A 70 kg man stands in contact against the wall of a cylindrical drum of radius 3 m rotating about its vertical axis with 200 rev/min. The coefficient of friction between the wall and his clothing is 0.15. What is the minimum rotational speed of the cylinder to enable the man to remain stuck to the wall (without falling) when the floor is suddenly removed ?

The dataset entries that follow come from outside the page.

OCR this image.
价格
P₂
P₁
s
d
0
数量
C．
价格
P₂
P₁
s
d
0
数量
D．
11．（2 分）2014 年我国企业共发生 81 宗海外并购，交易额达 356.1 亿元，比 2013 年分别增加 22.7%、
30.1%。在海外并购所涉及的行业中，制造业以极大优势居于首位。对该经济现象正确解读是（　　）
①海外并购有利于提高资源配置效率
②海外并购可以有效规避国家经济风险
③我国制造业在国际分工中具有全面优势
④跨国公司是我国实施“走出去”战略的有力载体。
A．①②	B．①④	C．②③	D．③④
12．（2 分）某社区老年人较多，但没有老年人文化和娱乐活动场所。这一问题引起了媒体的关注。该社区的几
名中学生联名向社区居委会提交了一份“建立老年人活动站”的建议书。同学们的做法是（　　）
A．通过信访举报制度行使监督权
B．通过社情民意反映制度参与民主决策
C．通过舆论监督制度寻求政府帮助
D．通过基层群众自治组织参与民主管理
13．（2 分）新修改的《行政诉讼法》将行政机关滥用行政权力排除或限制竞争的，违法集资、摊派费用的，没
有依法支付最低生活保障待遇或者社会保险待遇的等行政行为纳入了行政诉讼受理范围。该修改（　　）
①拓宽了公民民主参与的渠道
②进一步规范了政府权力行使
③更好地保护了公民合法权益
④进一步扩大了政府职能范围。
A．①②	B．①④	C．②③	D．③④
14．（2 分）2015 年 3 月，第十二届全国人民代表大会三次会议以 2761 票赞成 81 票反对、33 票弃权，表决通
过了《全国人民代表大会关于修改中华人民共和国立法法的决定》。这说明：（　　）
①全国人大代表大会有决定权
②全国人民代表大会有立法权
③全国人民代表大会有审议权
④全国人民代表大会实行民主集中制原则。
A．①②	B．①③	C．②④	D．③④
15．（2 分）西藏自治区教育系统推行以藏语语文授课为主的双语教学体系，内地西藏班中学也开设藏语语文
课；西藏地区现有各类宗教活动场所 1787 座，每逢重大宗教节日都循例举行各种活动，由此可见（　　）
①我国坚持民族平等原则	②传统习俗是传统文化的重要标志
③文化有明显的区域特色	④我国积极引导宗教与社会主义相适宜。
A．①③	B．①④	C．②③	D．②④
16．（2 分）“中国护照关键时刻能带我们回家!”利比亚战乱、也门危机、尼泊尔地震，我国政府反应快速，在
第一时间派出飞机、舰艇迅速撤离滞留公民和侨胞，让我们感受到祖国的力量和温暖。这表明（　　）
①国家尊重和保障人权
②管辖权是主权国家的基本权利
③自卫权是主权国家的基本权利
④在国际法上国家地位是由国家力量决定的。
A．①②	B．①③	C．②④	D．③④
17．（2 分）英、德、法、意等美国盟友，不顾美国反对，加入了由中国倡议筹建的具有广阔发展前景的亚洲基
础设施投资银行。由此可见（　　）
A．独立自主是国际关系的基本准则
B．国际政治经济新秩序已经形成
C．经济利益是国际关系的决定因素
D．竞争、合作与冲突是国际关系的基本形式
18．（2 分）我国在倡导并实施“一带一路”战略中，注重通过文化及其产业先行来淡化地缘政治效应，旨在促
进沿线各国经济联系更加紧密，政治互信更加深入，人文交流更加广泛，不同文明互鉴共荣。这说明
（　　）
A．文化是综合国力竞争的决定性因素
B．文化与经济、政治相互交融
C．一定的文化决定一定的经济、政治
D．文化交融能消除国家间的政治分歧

To solve the problem, we need to determine the minimum rotational speed of the cylindrical drum that will allow the man to remain stuck to the wall when the floor is suddenly removed. ### Step-by-Step Solution: 1. **Identify the Forces Acting on the Man:** When the floor is removed, the only force that can prevent the man from falling is the frictional force between his clothing and the wall of the drum. The gravitational force acting on him is \( F_g = mg \), where \( m \) is the mass of the man and \( g \) is the acceleration due to gravity. 2. **Frictional Force:** The frictional force can be expressed as: \[ F_f = \mu N \] where \( \mu \) is the coefficient of friction and \( N \) is the normal force acting on the man. 3. **Normal Force in Circular Motion:** In circular motion, the normal force \( N \) is provided by the centripetal force, which is given by: \[ N = m \omega^2 r \] where \( \omega \) is the angular velocity in radians per second and \( r \) is the radius of the drum. 4. **Setting Up the Equation:** To prevent the man from falling, the frictional force must be equal to or greater than the gravitational force: \[ F_f \geq F_g \implies \mu N \geq mg \] Substituting for \( N \): \[ \mu (m \omega^2 r) \geq mg \] 5. **Canceling Mass:** Since \( m \) appears on both sides of the equation, we can cancel it out (assuming \( m \neq 0 \)): \[ \mu \omega^2 r \geq g \] 6. **Solving for Angular Velocity \( \omega \):** Rearranging the inequality gives: \[ \omega^2 \geq \frac{g}{\mu r} \] Taking the square root: \[ \omega \geq \sqrt{\frac{g}{\mu r}} \] 7. **Substituting Values:** Given: - \( m = 70 \, \text{kg} \) (not needed for calculation) - \( r = 3 \, \text{m} \) - \( \mu = 0.15 \) - \( g = 10 \, \text{m/s}^2 \) We substitute these values into the equation: \[ \omega \geq \sqrt{\frac{10}{0.15 \times 3}} \] 8. **Calculating the Right Side:** \[ \omega \geq \sqrt{\frac{10}{0.45}} = \sqrt{\frac{1000}{45}} = \sqrt{22.22} \approx 4.72 \, \text{rad/s} \] ### Final Answer: The minimum rotational speed of the cylinder to enable the man to remain stuck to the wall is approximately \( 4.72 \, \text{rad/s} \). ---